Amazon Workers in Chicago, Staten Island Stage Walkout amid Holiday Rush

Workers in two Chicago-area Amazon delivery stations and another four Amazon warehouses in Staten Island walked off the job halfway through their shifts on Wednesday. The Christmas holiday season is an especially brutal time for Amazon workers, as they are pushed to their limit to process an increased number of packages as fast as possible to ensure delivery before Christmas.

Workers in both cities are seeking to form unions as Amazon fails to address their grievances or meet any worker demands, which include increased pay, better hours, adequate breaks, and realistic standards for the number of packages employees can process in a given time. When asked about the Teamsters Union’s efforts to gain a foothold in Amazon facilities, one worker at the Gage Park facility in Chicago said, “We are our own union and we’re not seeking to be recruited by anybody.”

Amazon workers in Cicero, Illinois, stage walk out. Source Paul Goyette/Facebook

Retail Pharmacists Walk Out across Country

On Monday, pharmacists across the US at massive retail chains like CVS and Walgreens walked off the job in protest of low pay, long hours, and worsening working conditions. The walkout is part of a larger effort to create an independent union for pharmacists, as the major unions have passed on organizing the workers due to the fact that their numbers are spread out over many locations.

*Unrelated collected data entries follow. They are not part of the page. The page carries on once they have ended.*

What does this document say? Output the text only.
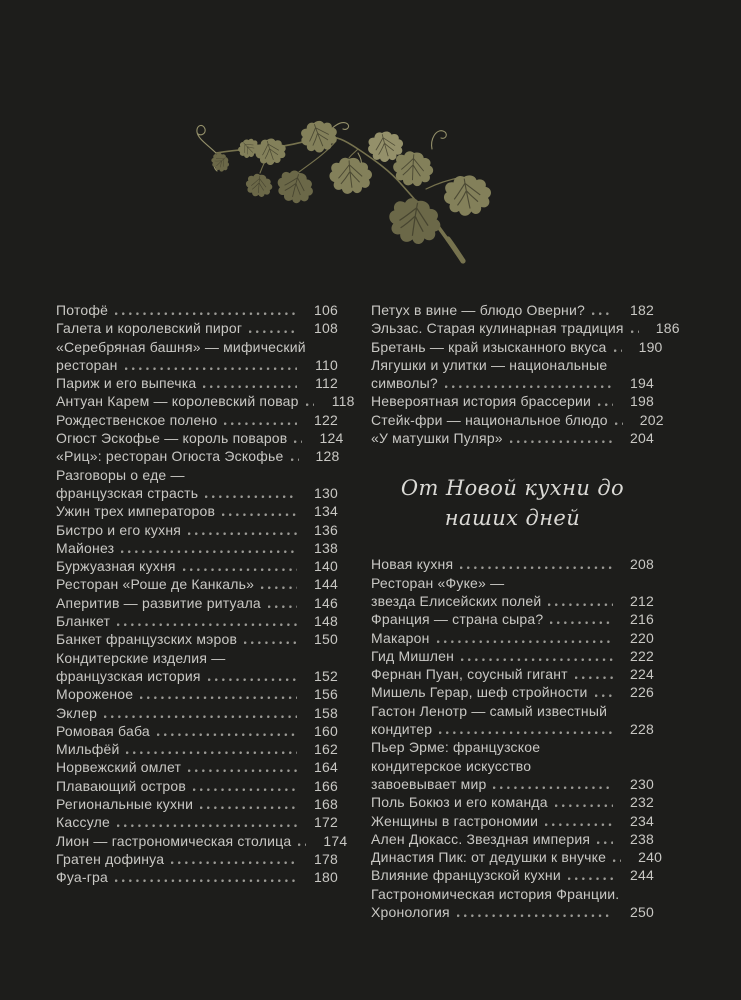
Потофё	106
Галета и королевский пирог	108
«Серебряная башня» — мифический
ресторан	110
Париж и его выпечка	112
Антуан Карем — королевский повар	118
Рождественское полено	122
Огюст Эскофье — король поваров	124
«Риц»: ресторан Огюста Эскофье	128
Разговоры о еде —
французская страсть	130
Ужин трех императоров	134
Бистро и его кухня	136
Майонез	138
Буржуазная кухня	140
Ресторан «Роше де Канкаль»	144
Аперитив — развитие ритуала	146
Бланкет	148
Банкет французских мэров	150
Кондитерские изделия —
французская история	152
Мороженое	156
Эклер	158
Ромовая баба	160
Мильфёй	162
Норвежский омлет	164
Плавающий остров	166
Региональные кухни	168
Кассуле	172
Лион — гастрономическая столица	174
Гратен дофинуа	178
Фуа-гра	180
Петух в вине — блюдо Оверни?	182
Эльзас. Старая кулинарная традиция	186
Бретань — край изысканного вкуса	190
Лягушки и улитки — национальные
символы?	194
Невероятная история брассерии	198
Стейк-фри — национальное блюдо	202
«У матушки Пуляр»	204
От Новой кухни до наших дней
Новая кухня	208
Ресторан «Фуке» —
звезда Елисейских полей	212
Франция — страна сыра?	216
Макарон	220
Гид Мишлен	222
Фернан Пуан, соусный гигант	224
Мишель Герар, шеф стройности	226
Гастон Ленотр — самый известный
кондитер	228
Пьер Эрме: французское
кондитерское искусство
завоевывает мир	230
Поль Бокюз и его команда	232
Женщины в гастрономии	234
Ален Дюкасс. Звездная империя	238
Династия Пик: от дедушки к внучке	240
Влияние французской кухни	244
Гастрономическая история Франции.
Хронология	250
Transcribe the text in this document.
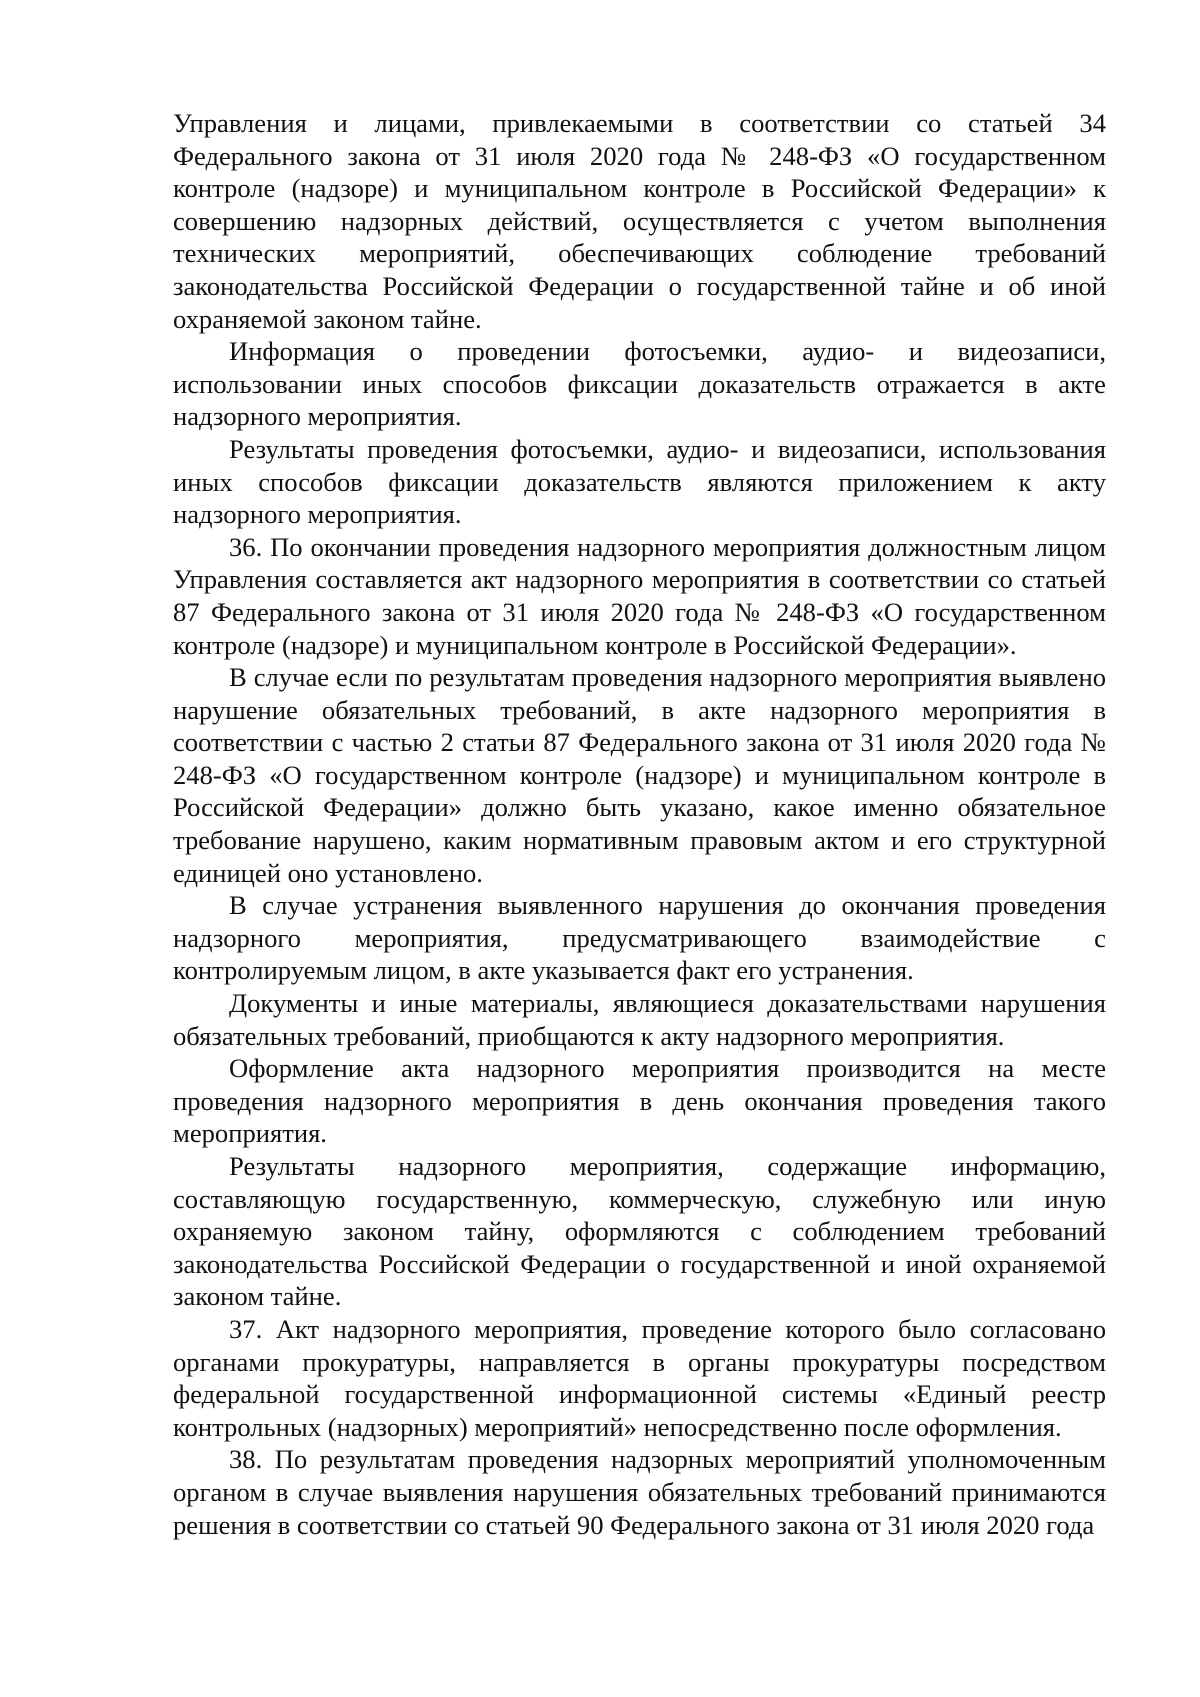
Управления и лицами, привлекаемыми в соответствии со статьей 34 Федерального закона от 31 июля 2020 года № 248-ФЗ «О государственном контроле (надзоре) и муниципальном контроле в Российской Федерации» к совершению надзорных действий, осуществляется с учетом выполнения технических мероприятий, обеспечивающих соблюдение требований законодательства Российской Федерации о государственной тайне и об иной охраняемой законом тайне.

Информация о проведении фотосъемки, аудио- и видеозаписи, использовании иных способов фиксации доказательств отражается в акте надзорного мероприятия.

Результаты проведения фотосъемки, аудио- и видеозаписи, использования иных способов фиксации доказательств являются приложением к акту надзорного мероприятия.

36. По окончании проведения надзорного мероприятия должностным лицом Управления составляется акт надзорного мероприятия в соответствии со статьей 87 Федерального закона от 31 июля 2020 года № 248-ФЗ «О государственном контроле (надзоре) и муниципальном контроле в Российской Федерации».

В случае если по результатам проведения надзорного мероприятия выявлено нарушение обязательных требований, в акте надзорного мероприятия в соответствии с частью 2 статьи 87 Федерального закона от 31 июля 2020 года № 248-ФЗ «О государственном контроле (надзоре) и муниципальном контроле в Российской Федерации» должно быть указано, какое именно обязательное требование нарушено, каким нормативным правовым актом и его структурной единицей оно установлено.

В случае устранения выявленного нарушения до окончания проведения надзорного мероприятия, предусматривающего взаимодействие с контролируемым лицом, в акте указывается факт его устранения.

Документы и иные материалы, являющиеся доказательствами нарушения обязательных требований, приобщаются к акту надзорного мероприятия.

Оформление акта надзорного мероприятия производится на месте проведения надзорного мероприятия в день окончания проведения такого мероприятия.

Результаты надзорного мероприятия, содержащие информацию, составляющую государственную, коммерческую, служебную или иную охраняемую законом тайну, оформляются с соблюдением требований законодательства Российской Федерации о государственной и иной охраняемой законом тайне.

37. Акт надзорного мероприятия, проведение которого было согласовано органами прокуратуры, направляется в органы прокуратуры посредством федеральной государственной информационной системы «Единый реестр контрольных (надзорных) мероприятий» непосредственно после оформления.

38. По результатам проведения надзорных мероприятий уполномоченным органом в случае выявления нарушения обязательных требований принимаются решения в соответствии со статьей 90 Федерального закона от 31 июля 2020 года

Discussing their grievances, the pharmacists cited the consolidation of pharmacies among large monopolies like CVS, Walgreens, Walmart, Kroger, and Rite Aid, which drives down wages, and an increased workload as the COVID-19 pandemic drives up the number of prescriptions and vaccinations across the US. The government-funded vaccine effort has brought record profits for these companies as the workers are offered token gifts like free pizza for shouldering the burden of the pandemic.

Wisconsin Dollar Tree Closes after Workers All Quit

On Monday in Saint Francis, Wisconsin, customers of the Dollar Tree found the store closed with a note on the door reading, “This Dollar Tree will be closed until further notice. All the workers quit, and we must restaff.”

While the Wisconsin governor blamed the issue on a “shortage of workers in our state and our country,” the workers have made it clear that the Dollar Tree did not pay them enough to work in conditions they considered unacceptable.